Les Régions de fuite, l’ultime Opalka

Illustration: Roman Opalka, autoportraits





Tant que les jours chauds hoquètent encore, et qu’Opalka, lui, en a fini il y a peu, une petite traversée du Léman s’impose. Fumiste est même allé à l’église.

Toute en pente et en feuillages, la ville de Thonon accueille jusqu’en octobre la première des trois expositions rétrospectives prévues en France, mettant à l’honneur l’œuvre du peintre franco-polonais Roman Opalka (1931-2011). Ce dernier, décédé le 6 août, n’y assistera pas. Et pourtant, si.
1965, l’artiste raconte : « J’étais dans un café, j’attendais ma femme qui était très en retard. Je griffonnais sur une serviette des points et des lignes. C’est là que j’ai compris que je devais remplacer les points par des chiffres. » L’épiphanie servira de clé de voûte à sa démarche. Sur de grandes toiles grises, il se met à égrener au pinceau blanc, patiemment, religieusement, les nombres entiers. Il donnera par la suite à ce projet le nom générique de « 1965 / 1 - infini ». Puis, à partir de 1972 (et du premier million), il introduit 1% de couleur blanche au fond de chaque tableau et aux derniers jours de l’œuvre, on ne distinguait plus l’écrit de son support. L’immaculé du lin enfouissait la pureté du nombre. Le peintre lui aussi, blanchissait. Une fois atteinte l’encoignure dernière de la toile, il se prenait en photo : portrait vieillissant du passeur qui disparait peu à peu, s’évaporant dans l’œuvre. Une longue réflexion de 234 toiles sur le temps et son écoulement, tentatives de capture ou d’hommage à ce monstre incoercible qui nous broiera tous, mais peut-être un peu moins indifféremment, un peu moins cruellement, grâce à Opalka. C’est vers une demande de sens que s’oriente la démarche de l’artiste depuis 1965, et dont seule un exemple, échantillon évocateur condensant la recherche, est présenté à Thonon. Une demande que le curateur a choisi d’évoquer également par le lieu qui accueille la première partie de l’exposition, la Chapelle de la visitation. Un espace nu dont les murs scandent quelque uns des clichés photographiques de l’artiste et où sa voix s’élève encore, présence spectrale chuchotant les nombres. Déjà fameux, le geste d’Opalka trouve dans cette conjonction de l’image physique et de la peinture une certaine postérité et un rappel, celui que l’artiste vit et vivra à travers cette œuvre par laquelle il a travaillé à se faire engloutir.

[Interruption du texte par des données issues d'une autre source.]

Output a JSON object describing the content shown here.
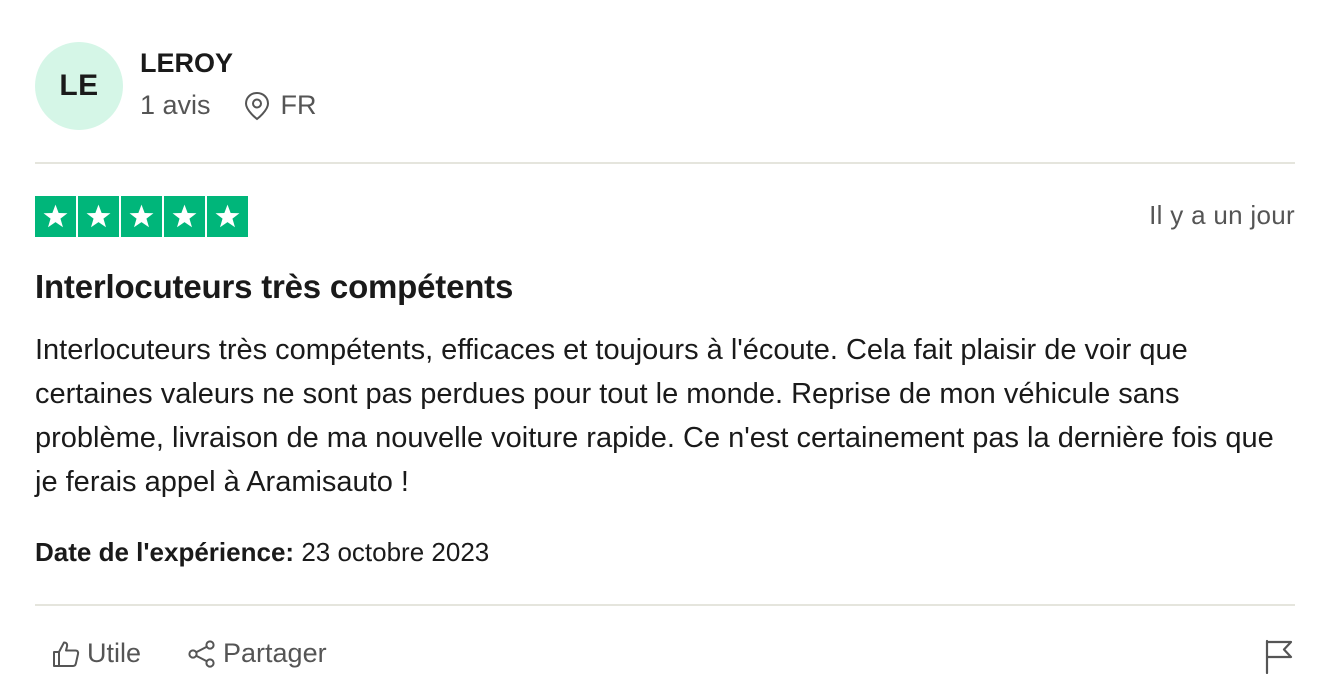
{
  "consumer": {
    "initials": "LE",
    "name": "LEROY",
    "review_count": "1 avis",
    "country": "FR",
    "avatar_color": "#d5f6e7"
  },
  "review": {
    "rating": 5,
    "rating_color": "#00b67a",
    "date": "Il y a un jour",
    "title": "Interlocuteurs très compétents",
    "body": "Interlocuteurs très compétents, efficaces et toujours à l'écoute. Cela fait plaisir de voir que certaines valeurs ne sont pas perdues pour tout le monde. Reprise de mon véhicule sans problème, livraison de ma nouvelle voiture rapide. Ce n'est certainement pas la dernière fois que je ferais appel à Aramisauto !",
    "experience_label": "Date de l'expérience:",
    "experience_date": "23 octobre 2023"
  },
  "actions": {
    "useful_label": "Utile",
    "share_label": "Partager",
    "useful_icon": "thumbs-up-icon",
    "share_icon": "share-icon",
    "report_icon": "flag-icon",
    "location_icon": "location-pin-icon",
    "star_icon": "star-icon"
  }
}
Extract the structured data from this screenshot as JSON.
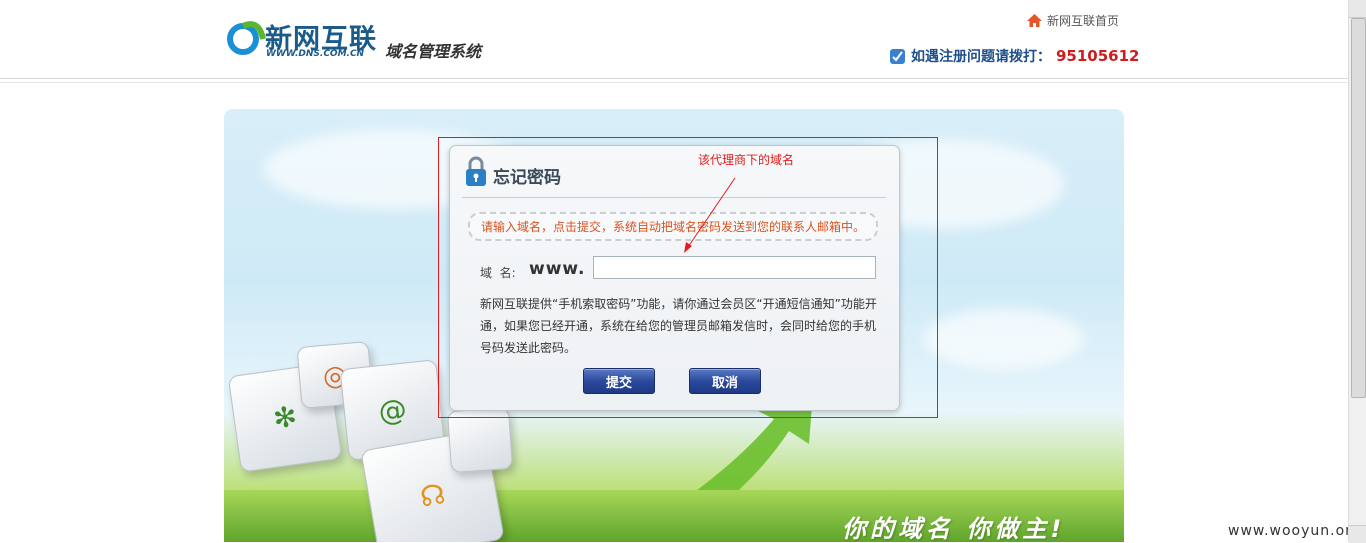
{
  "header": {
    "logo_cn": "新网互联",
    "logo_en": "WWW.DNS.COM.CN",
    "system_name": "域名管理系统",
    "home_link": "新网互联首页",
    "hotline_label": "如遇注册问题请拨打：",
    "hotline_number": "95105612"
  },
  "annotation": {
    "text": "该代理商下的域名",
    "color": "#e01c1c"
  },
  "dialog": {
    "title": "忘记密码",
    "notice": "请输入域名，点击提交，系统自动把域名密码发送到您的联系人邮箱中。",
    "domain_label": "域  名:",
    "www_prefix": "www.",
    "domain_value": "",
    "description": "新网互联提供“手机索取密码”功能，请你通过会员区“开通短信通知”功能开通，如果您已经开通，系统在给您的管理员邮箱发信时，会同时给您的手机号码发送此密码。",
    "submit_label": "提交",
    "cancel_label": "取消"
  },
  "banner": {
    "slogan": "你的域名  你做主!"
  },
  "watermark": "www.wooyun.org",
  "colors": {
    "brand": "#1b5b8c",
    "hotline_number": "#d01c1c",
    "notice_text": "#d9531e",
    "button": "#2b4a9c"
  }
}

Il y a plus, cependant. Il y a le Opalka d’avant Opalka : eaux-fortes, temperas sur bois, esquisses de jeunesses produites entre 1959 et 1964, exposées à la Chapelle et à la Galerie de L’Etrave, plus haut en ville. Sans crier à la préméditation, quelques signes permettent de retracer l’exploration, de recomposer à partir de ces premiers travaux, le caractère de cette obsession qui saisissait l’artiste et l’obligeait à peindre. À l’instar du privilège accordé à la série : qu’il s’agissent des Fonemats, déclinaison verticale de gestes fixés au racloir blanc sur plaque de bois noire, figurant une danse de stèles gauche et muette, ou de tableaux singuliers illustrant une dynamique des corps par la répétition à l’encre de Chine d’un même personnage squelettique, dissout dans un élan collectif global (ainsi L’Attaque, ouLa Traversée du Styx, 1959). Le plus significatif reste cependant l’engouement de l’artiste pour le vide. On évoquera ici les huit eaux-fortes réalisées en bordure du projet « 1965… ».

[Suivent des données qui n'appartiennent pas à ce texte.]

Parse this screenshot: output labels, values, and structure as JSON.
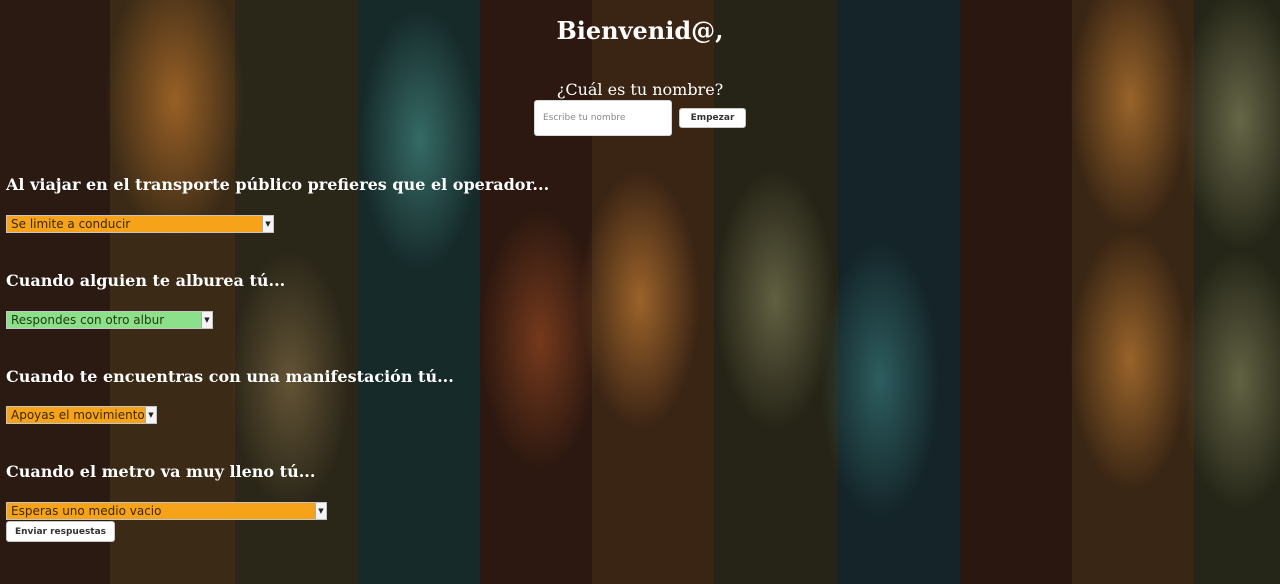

Si chacune montre encore le mouvement d’une foule, Opalka pousse sa représentation picturale jusque dans des régions où, par un effet de distance, même la perception de l’ensemble comme agrégat de visages et de corps s’estompe. Le tout se donne comme une zone neutre, où l’œil ne perçoit qu’une constellation abstraite de points et de lignes (dont l’agencement rappelle parfois le tracé d’une écriture, voir De Cronstadt à Vladivostok, 1967). Relégué au rang de signe sur le papier, l’individu s’aliène dans la masse de ses semblables. Représenté ainsi, l’homme côtoie alors par le tableau la seule destinée qui lui soit certaine : sa propre finitude (certaines foules se transforment même en ossuaire, flottant sur fond de néant cosmique. Voir De l’intérieur, 1968). Il ne subsiste plus pour le spectateur qu’une seule nuance, celle séparant la nébuleuse blanche des figures, des régions ténébreuses qui constituent le fond de l’estampe. C’est ce tracé, à la lisière des silhouettes indissociées et du néant, qui nourrit et dirige l’œuvre de Roman Opalka. Une frontière ontologique entre le créé et le non créé, qui appartient à l’art tout autant qu’à l’existence. Dès lors le travail du peintre se dévoile davantage comme une étude sur le moment : moment de l’inscription du chiffre sur la toile, moment du portrait photo, moment où le corps cesse d’être perceptible pour se diluer dans l’autre : moment où ce qui existe apparaît, où ce qui meurt fuit. La peinture d’Opalka à ceci de grave qu’elle nous confronte à l’être. Et cela de beau qu’elle nous y ouvre.

Opalka, le vertige de l’infini, Thonons-les-Bains : Chapelle de la visitation et Galerie de l’Etrave, entrée gratuite, jusqu’au 2 octobre.